The technological outcomes of the scientific research are toolboxes of key technologies (digital and chemical), risk assessment methods for circular water systems defining sustainable applications including that of the treated water, and co-produced sludges and brines, and science-based guidelines for adapting accompanying social/economic/legislative instruments to maximize impact. These will be integrated by analyzing the contextual and generic character of four regions typical for deltas and creating integrative solutions, based on smart water grids using storage technology and nonconventional water resources to safeguard regional provision for drinking water production, industry, agriculture and nature. By demonstrating these with the stakeholders, we aim for end-project and post-project continuation and upscaling, and set an example function for other regions in NL and globally, all leading to impact: a changed water provision management put in practice and accepted by society.

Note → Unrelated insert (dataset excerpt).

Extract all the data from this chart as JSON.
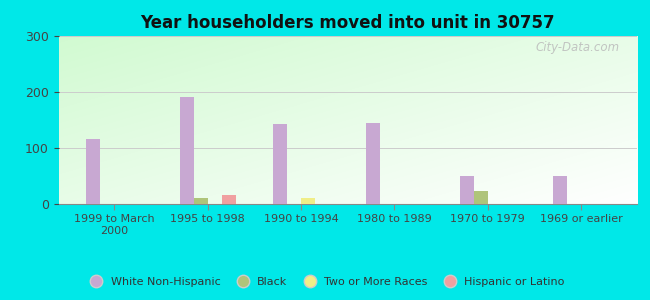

AquaConnect will provide new scientific and technological knowledge on the potential of using nonconventional water sources, including:
These newly-developed digital and chemical technologies will be validated and demonstrated in pilots and smart grids in ongoing and new case-studies, offered by regional stakeholders in the four earlier described Dutch regions in close collaboration with research institutes. Scientific analyses of socio-economic and legal instruments in close cooperation with local, regional and national authorities will facilitate the smooth full-scale implementation of the newly developed key technologies. Business models for these newly developed technologies will be assessed together with technology-suppliers and consultancies. Ultimately, this will lead to an AquaConnect toolbox of proven technologies that can be used for the scaling up of smart water-grids throughout The Netherlands, and demonstrated on pilot to full scale internationally by companies involved in AquaConnect.